徐儀轉(zhuǎn)身看向坐著的長嬴,笑道:“殿下方才怎么不直接問呢?”
多年交情,不止上下,更是摯友。徐儀難得放肆調(diào)侃。
長嬴瞥她一眼:“問什么?”
徐儀笑著說:“近鄉(xiāng)情更怯,不敢問來人啊。”
長嬴隨手撿起桌上擺的棗就朝徐儀扔過去,徐儀眼疾手快地接住,道:“知錯了。”
燕堂春等人回來得晚,天色已經(jīng)黑了,回來后也沒找長嬴。長嬴心里覺得不對,派人去問,才知道他們遇上了伏擊。好在早有準(zhǔn)備,并無大礙。
長嬴聽到這消息,當(dāng)即就要往燕堂春那邊去,但燕堂春似乎早有預(yù)料,派人引她到了姜邯那處。
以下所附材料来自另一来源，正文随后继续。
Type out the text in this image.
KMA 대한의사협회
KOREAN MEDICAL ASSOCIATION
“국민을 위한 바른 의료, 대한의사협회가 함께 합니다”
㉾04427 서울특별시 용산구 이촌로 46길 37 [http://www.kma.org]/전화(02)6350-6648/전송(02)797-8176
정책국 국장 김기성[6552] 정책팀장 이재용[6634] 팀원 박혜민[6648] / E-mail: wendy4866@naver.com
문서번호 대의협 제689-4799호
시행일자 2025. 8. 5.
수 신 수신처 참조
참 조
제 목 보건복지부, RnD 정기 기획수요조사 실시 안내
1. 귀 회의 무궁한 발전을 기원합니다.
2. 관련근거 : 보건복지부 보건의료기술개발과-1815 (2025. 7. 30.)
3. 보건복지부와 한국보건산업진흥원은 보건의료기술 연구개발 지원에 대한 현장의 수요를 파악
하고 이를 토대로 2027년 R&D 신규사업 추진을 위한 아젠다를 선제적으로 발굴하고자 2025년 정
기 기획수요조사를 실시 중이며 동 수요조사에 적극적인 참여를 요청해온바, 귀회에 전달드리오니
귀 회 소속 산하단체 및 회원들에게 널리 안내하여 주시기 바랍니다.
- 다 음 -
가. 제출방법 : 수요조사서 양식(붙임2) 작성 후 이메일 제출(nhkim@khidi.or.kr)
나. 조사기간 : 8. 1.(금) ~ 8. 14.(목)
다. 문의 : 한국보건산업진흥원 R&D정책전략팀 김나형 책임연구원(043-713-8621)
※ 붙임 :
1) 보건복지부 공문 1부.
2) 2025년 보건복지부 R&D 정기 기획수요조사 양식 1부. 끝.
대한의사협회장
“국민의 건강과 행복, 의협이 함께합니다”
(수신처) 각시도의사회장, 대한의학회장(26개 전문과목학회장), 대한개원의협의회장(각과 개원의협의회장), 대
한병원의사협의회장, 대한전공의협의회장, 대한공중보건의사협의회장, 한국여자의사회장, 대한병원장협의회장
姜邯的住處里燈火通明,他們正在商討應(yīng)對伏擊的策略,長嬴進來時,正見到燕堂春擋在姜邯身前,指著行軍圖發(fā)表看法。
長嬴進來后,燕堂春回過身子看向她,驟然收聲。
為了方便,燕堂春的頭發(fā)剪過很多次,她雖愛美,北疆卻沒機會給她裝扮琢磨,這會子頭發(fā)長短不一地落在肩頭,與當(dāng)初在安闕城時的精致對比,亂糟糟的。
長嬴目光在她發(fā)梢上停留一瞬,很快又挪到別的地方,她像貪心不足的獸,用目光把人上上下下地拆吞一遍,才在徐儀的輕咳中戀戀不舍地收回視線。
長嬴心想,幾年不見,堂春看起來還算康健,其他的都還怪別致的,真好。真好。
燕堂春搓了搓手指,生出想跑的沖動——她當(dāng)然不是怕了,也不是不喜歡長嬴方才侵略的目光。
她就是……感同身受。
好想用同樣的目光回敬,可惜時機不對。
燕堂春垂首,無聲退到了姜邯身后。
長嬴把視線移到姜邯臉上,正對上姜邯意味深長的目光。長嬴清咳一聲,對姜邯頷首道:“老師。”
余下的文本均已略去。